Southwest Louisiana coaches react to LHSAA positioning on NIL
Southwest Louisiana (KPLC) - Just last year college athletics began allowing players to profit from the Name Image and Likeness. Now, high school athletic associations are considering the same.
“Somebody had to address the elephant in the room,” said LHSAA Executive Director Eddie Bonine. “I, as your Executive Director and the committee, ensured we weren’t going to be the ones next up for litigation.”
The LHSAA has voted to allow student-athletes to earn NIL benefits through a partnership with Eccker Sports to help educate all parties involved. Bonine says the LHSAA will only interfere if NIL is used as a recruiting tool.
“Where we will get in the way, is if we get a complaint, a report filed that student A is leaving a school to go to school B because of the NIL opportunity,” said Bonine.
While the LHSAA intends to monitor these deals, Bonine believes there will be rule breakers.
“I think the individuals who work harder to find a way around the rule, we are still going to have that,” said Bonine.
It remains a concern for some coaches, including Iowa Basketball Head Coach Rob Melancon.
“You know some people are going to take advantage of it,” Melancon said. “There are some independent school districts in the state that have a lot of money and big businesses and they get in those transfers, I’m not going to name those schools but they get in those transfers and who’s to say they’re not going to do it.”

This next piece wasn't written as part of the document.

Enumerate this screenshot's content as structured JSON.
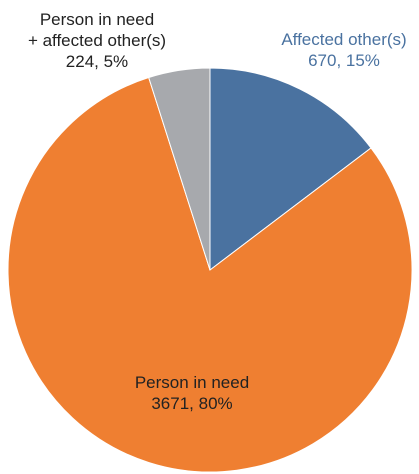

Another concern is the idea of immersing teenagers in the world of business.
“They don’t need to start thinking about business deals,” said Sulphur Baseball Head Coach Sam Moore. “So what we are trying to teach growing up is that we are trying to prepare them for that world, but at the bottom line, is we are dealing with 14, 15, 16, 17 and 18-year-old kids that are quite not adults yet. That is where we’ve got to draw the line.”

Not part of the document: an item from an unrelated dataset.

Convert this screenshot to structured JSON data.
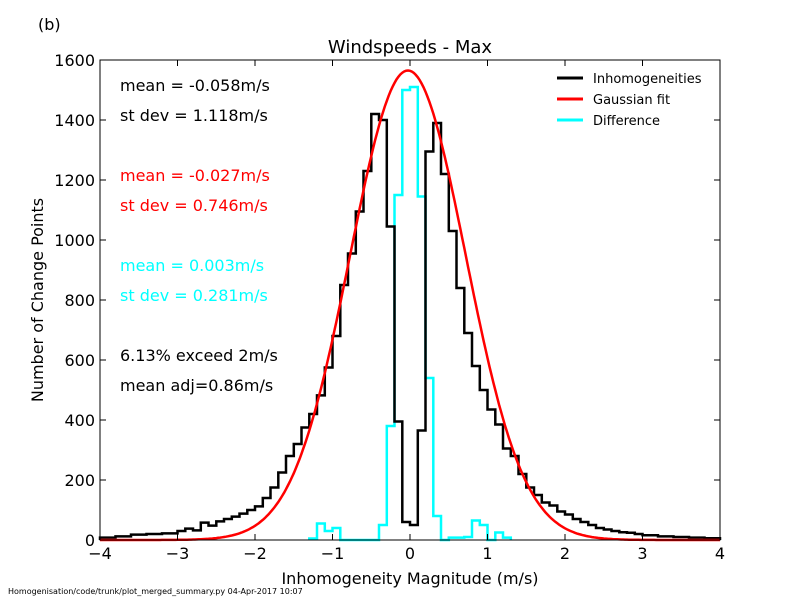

While some are wary of NIL deals for such young athletes, others know these opportunities are what the future holds for stand-out talent.
‘It’s good for high school athletics you know it’s preparing them for life,” said Hamilton Christian Athletics Director Dexter Washington. “You’re going to have to be educated on the business world about what you are probably exposing yourself too.”
Coaches we spoke with also believe rural schools may have a tougher time keeping with these opportunities.